Bizim kuşak yıldırım baskıyı hiç görmedi. Son dakika haberlerini eskiden insanlar nasıl öğreniyorlardı?

Gazeteler eskiden önemli bir olay olduğunda yıldırım baskı denilen ve hemen dağıtılan gazeteler yapıyorlardı. Bizim şimdi televizyonlarda son dakika dediğimiz şey. Tabi özel televizyonların kurulmasıyla bunun bir manası kalmadı. Özel televizyonlar kurulmaya başlanıldığında, genelde show kanallarıydı ama haber de veriyorlardı. TRT’den daha serbest yayıncılık yapabiliyorlardı. Ama sonuçta hiçbiri haber kanalı değildi.

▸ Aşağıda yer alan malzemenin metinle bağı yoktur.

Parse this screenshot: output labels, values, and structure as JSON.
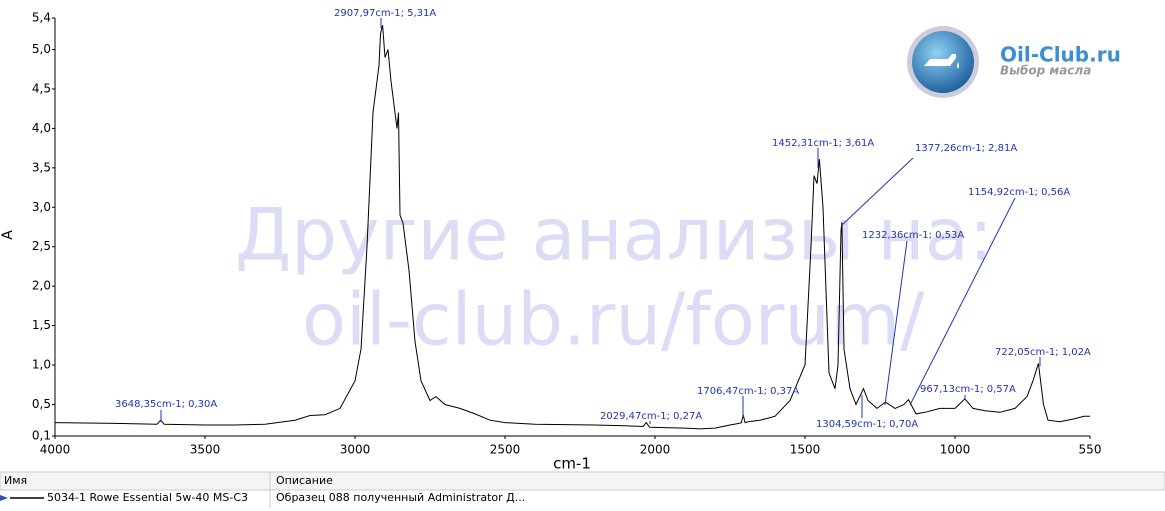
{
  "chart_data": {
    "type": "line",
    "xlabel": "cm-1",
    "ylabel": "A",
    "xlim": [
      4000,
      550
    ],
    "ylim": [
      0.1,
      5.4
    ],
    "xticks": [
      4000,
      3500,
      3000,
      2500,
      2000,
      1500,
      1000,
      550
    ],
    "yticks": [
      {
        "value": 0.1,
        "label": "0,1"
      },
      {
        "value": 0.5,
        "label": "0,5"
      },
      {
        "value": 1.0,
        "label": "1,0"
      },
      {
        "value": 1.5,
        "label": "1,5"
      },
      {
        "value": 2.0,
        "label": "2,0"
      },
      {
        "value": 2.5,
        "label": "2,5"
      },
      {
        "value": 3.0,
        "label": "3,0"
      },
      {
        "value": 3.5,
        "label": "3,5"
      },
      {
        "value": 4.0,
        "label": "4,0"
      },
      {
        "value": 4.5,
        "label": "4,5"
      },
      {
        "value": 5.0,
        "label": "5,0"
      },
      {
        "value": 5.4,
        "label": "5,4"
      }
    ],
    "grid": false,
    "x": [
      4000,
      3800,
      3660,
      3648,
      3636,
      3500,
      3400,
      3300,
      3200,
      3150,
      3100,
      3050,
      3000,
      2980,
      2960,
      2940,
      2930,
      2920,
      2915,
      2908,
      2900,
      2890,
      2880,
      2870,
      2860,
      2855,
      2850,
      2840,
      2820,
      2800,
      2780,
      2750,
      2730,
      2700,
      2650,
      2600,
      2550,
      2500,
      2400,
      2200,
      2100,
      2040,
      2029,
      2018,
      1900,
      1850,
      1800,
      1750,
      1720,
      1712,
      1706,
      1700,
      1690,
      1650,
      1600,
      1550,
      1500,
      1480,
      1470,
      1460,
      1452,
      1440,
      1420,
      1400,
      1390,
      1380,
      1377,
      1370,
      1350,
      1330,
      1305,
      1290,
      1260,
      1232,
      1200,
      1170,
      1155,
      1130,
      1100,
      1050,
      1000,
      967,
      940,
      900,
      850,
      800,
      760,
      740,
      722,
      705,
      690,
      650,
      600,
      570,
      550
    ],
    "series": [
      {
        "name": "5034-1 Rowe Essential 5w-40 MS-C3",
        "color": "#000000",
        "values": [
          0.27,
          0.26,
          0.25,
          0.3,
          0.25,
          0.24,
          0.24,
          0.25,
          0.3,
          0.36,
          0.37,
          0.45,
          0.8,
          1.2,
          2.5,
          4.2,
          4.5,
          4.8,
          5.2,
          5.31,
          4.9,
          5.0,
          4.6,
          4.3,
          4.0,
          4.2,
          2.9,
          2.8,
          2.2,
          1.3,
          0.8,
          0.55,
          0.6,
          0.5,
          0.45,
          0.38,
          0.3,
          0.27,
          0.25,
          0.24,
          0.23,
          0.22,
          0.27,
          0.21,
          0.2,
          0.19,
          0.2,
          0.24,
          0.26,
          0.27,
          0.37,
          0.27,
          0.28,
          0.3,
          0.35,
          0.55,
          1.0,
          2.5,
          3.4,
          3.3,
          3.61,
          3.0,
          0.9,
          0.7,
          1.0,
          2.7,
          2.81,
          1.2,
          0.7,
          0.5,
          0.7,
          0.55,
          0.45,
          0.53,
          0.45,
          0.5,
          0.56,
          0.38,
          0.4,
          0.45,
          0.45,
          0.57,
          0.45,
          0.42,
          0.4,
          0.45,
          0.6,
          0.8,
          1.02,
          0.5,
          0.3,
          0.28,
          0.32,
          0.35,
          0.35
        ]
      }
    ],
    "annotations": [
      "3648,35cm-1; 0,30A",
      "2907,97cm-1; 5,31A",
      "2029,47cm-1; 0,27A",
      "1706,47cm-1; 0,37A",
      "1452,31cm-1; 3,61A",
      "1377,26cm-1; 2,81A",
      "1232,36cm-1; 0,53A",
      "1154,92cm-1; 0,56A",
      "967,13cm-1; 0,57A",
      "1304,59cm-1; 0,70A",
      "722,05cm-1; 1,02A"
    ]
  },
  "watermark": [
    "Другие анализы на:",
    "oil-club.ru/forum/"
  ],
  "logo": {
    "title": "Oil-Club.ru",
    "subtitle": "Выбор масла"
  },
  "table": {
    "columns": [
      "Имя",
      "Описание"
    ],
    "description": "Образец 088 полученный Administrator Д..."
  }
}
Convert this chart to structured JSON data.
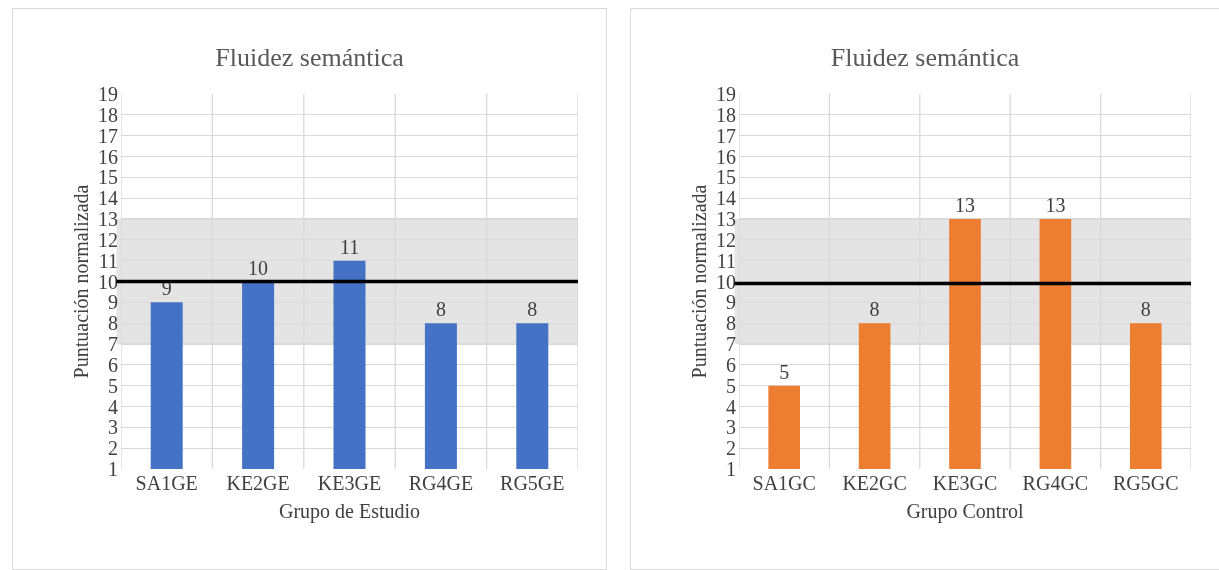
{
  "chart_data": [
    {
      "type": "bar",
      "title": "Fluidez semántica",
      "xlabel": "Grupo de Estudio",
      "ylabel": "Puntuación normalizada",
      "categories": [
        "SA1GE",
        "KE2GE",
        "KE3GE",
        "RG4GE",
        "RG5GE"
      ],
      "series": [
        {
          "color": "#4472c4",
          "values": [
            9,
            10,
            11,
            8,
            8
          ]
        }
      ],
      "data_labels": true,
      "ylim": [
        1,
        19
      ],
      "yticks": [
        1,
        2,
        3,
        4,
        5,
        6,
        7,
        8,
        9,
        10,
        11,
        12,
        13,
        14,
        15,
        16,
        17,
        18,
        19
      ],
      "grid": true,
      "bands": [
        {
          "axis": "y",
          "from": 7,
          "to": 13,
          "color": "#e4e4e4"
        }
      ],
      "ref_lines": [
        {
          "axis": "y",
          "value": 10,
          "color": "#000000"
        }
      ]
    },
    {
      "type": "bar",
      "title": "Fluidez semántica",
      "xlabel": "Grupo Control",
      "ylabel": "Puntuación normalizada",
      "categories": [
        "SA1GC",
        "KE2GC",
        "KE3GC",
        "RG4GC",
        "RG5GC"
      ],
      "series": [
        {
          "color": "#ed7d31",
          "values": [
            5,
            8,
            13,
            13,
            8
          ]
        }
      ],
      "data_labels": true,
      "ylim": [
        1,
        19
      ],
      "yticks": [
        1,
        2,
        3,
        4,
        5,
        6,
        7,
        8,
        9,
        10,
        11,
        12,
        13,
        14,
        15,
        16,
        17,
        18,
        19
      ],
      "grid": true,
      "bands": [
        {
          "axis": "y",
          "from": 7,
          "to": 13,
          "color": "#e4e4e4"
        }
      ],
      "ref_lines": [
        {
          "axis": "y",
          "value": 9.9,
          "color": "#000000"
        }
      ]
    }
  ]
}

Yıldırım baskılarda neyi önemsiyorlardı?

Çok küçüktüm İsmet İnönü öldüğünde bir yıldırım baskı yapıldığını hatırlıyorum. O zaman bir de gazeteler sokakta satılıyordu. Koltuk altında gazete satıyorlardı. Çok küçükken hatırladığım, Kıbrıs savaşı sırasında sokakta bir adam dolaşıyor, ‘Makarios öldürüldü’ diye. Millet koşa koşa gazete aldı. Ama o gazete sahte gazeteymiş. Böyle hikâyeler de vardı. Artı bazı gazetelerin akşam baskıları da vardı, meyhane baskısı denirdi ona. Saat beşte, altıda belirli merkezlerde; Taksim’de, Kadıköy’de, Bakırköy’de satılan gazeteler de vardı. 

‘ÖNE GEÇME KAYGISI SON DAKİKA OLMAYACAK BİRÇOK ŞEYİN SON DAKİKA OLARAK VERİLMESİNE NEDEN OLDU’

Televizyonlarda son dakika haberleri nasıl hayatımıza girdi?

Birinci Körfez Savaşı sırasında özel televizyonlar CNN Internatiol’a bağlandılar. Çünkü teknik alt yapıları olmadığı için eş zamanlı çeviri yapıyorlardı. Savaşla ilgili bilgileri tabi Amerika’nın gözüyle yayınlıyorlardı. İlk sıcak haberi öyle hatırlıyorum. Ama son dakika diye bir bant vardı zaten. Gerçekten toplumu sarsacak veya toplumun bilmesi gereken önemli bir olay olduğunda giriliyordu. Aslında Türkiye’de ilk haber kanalı olarak NTV kuruldu. Körfez Savaşı esnasında CNN Internatiol’i gören insanların Türkiye’de de bir haber kanalı ihtiyacı oldu herhalde. Ona hitaben bir televizyon kanalı kuruldu. Sahibi Cavit Çağlardı kurulduğunda. Ama televizyonu kuran ve bu işden de hakikaten anlayan Nuri Çolakoğlu’ydu. 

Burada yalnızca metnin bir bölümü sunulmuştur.